Kiri-kanan: Pemandangan cantik Karimunjawa; Pepohonan kelapa di kawasan pantai.
Kiri-kanan: Pemandangan cantik Karimunjawa; pepohonan kelapa di kawasan pantai.

Sabtu pagi, kapal cepat Kartini membelah keheningan di Pelabuhan Tanjung Emas, Semarang, lalu meluncur 120 kilometer ke utara. Di dalam kabinnya, grup-grup wisata duduk berkelompok dalam pakaian berwarna senada. Mei adalah bulan pembuka di musim turis. Angin barat telah berlalu. Ombak lebih jinak. Seluruh operator tur memasang kuda-kuda untuk memanen rupiah.

Tapi siklus musim tak selalu mematuhi skenario baku pengamat cuaca.

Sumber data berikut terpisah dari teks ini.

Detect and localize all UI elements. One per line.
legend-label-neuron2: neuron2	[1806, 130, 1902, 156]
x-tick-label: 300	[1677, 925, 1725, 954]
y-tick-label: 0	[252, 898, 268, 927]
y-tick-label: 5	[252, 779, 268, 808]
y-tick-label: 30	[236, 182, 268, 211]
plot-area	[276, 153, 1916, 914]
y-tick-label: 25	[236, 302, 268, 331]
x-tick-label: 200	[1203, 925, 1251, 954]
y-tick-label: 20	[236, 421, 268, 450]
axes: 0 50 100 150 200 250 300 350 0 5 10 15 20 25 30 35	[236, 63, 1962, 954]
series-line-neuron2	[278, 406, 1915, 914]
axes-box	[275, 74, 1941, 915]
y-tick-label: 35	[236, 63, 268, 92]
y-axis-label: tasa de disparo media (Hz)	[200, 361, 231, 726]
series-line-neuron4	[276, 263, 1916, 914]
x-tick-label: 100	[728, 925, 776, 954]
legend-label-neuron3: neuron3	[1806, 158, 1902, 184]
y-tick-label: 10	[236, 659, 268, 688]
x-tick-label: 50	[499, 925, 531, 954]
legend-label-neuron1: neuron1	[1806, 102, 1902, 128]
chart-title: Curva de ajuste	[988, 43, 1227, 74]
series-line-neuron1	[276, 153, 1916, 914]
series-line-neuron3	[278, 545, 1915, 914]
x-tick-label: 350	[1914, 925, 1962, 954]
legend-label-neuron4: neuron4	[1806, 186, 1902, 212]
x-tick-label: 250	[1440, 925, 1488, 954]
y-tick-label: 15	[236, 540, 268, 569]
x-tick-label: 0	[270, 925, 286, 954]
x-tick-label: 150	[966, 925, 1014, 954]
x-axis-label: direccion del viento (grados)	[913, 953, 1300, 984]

Pagi ini, Laut Jawa seperti melawan takdirnya. Gulungan air setinggi satu setengah meter menerjang konstan dan mengocok perut para penumpang. Kartini yang gagah limbung. Saat hantaman ombak terlalu deras, nakhoda kadang menghentikan mesin selama beberapa detik.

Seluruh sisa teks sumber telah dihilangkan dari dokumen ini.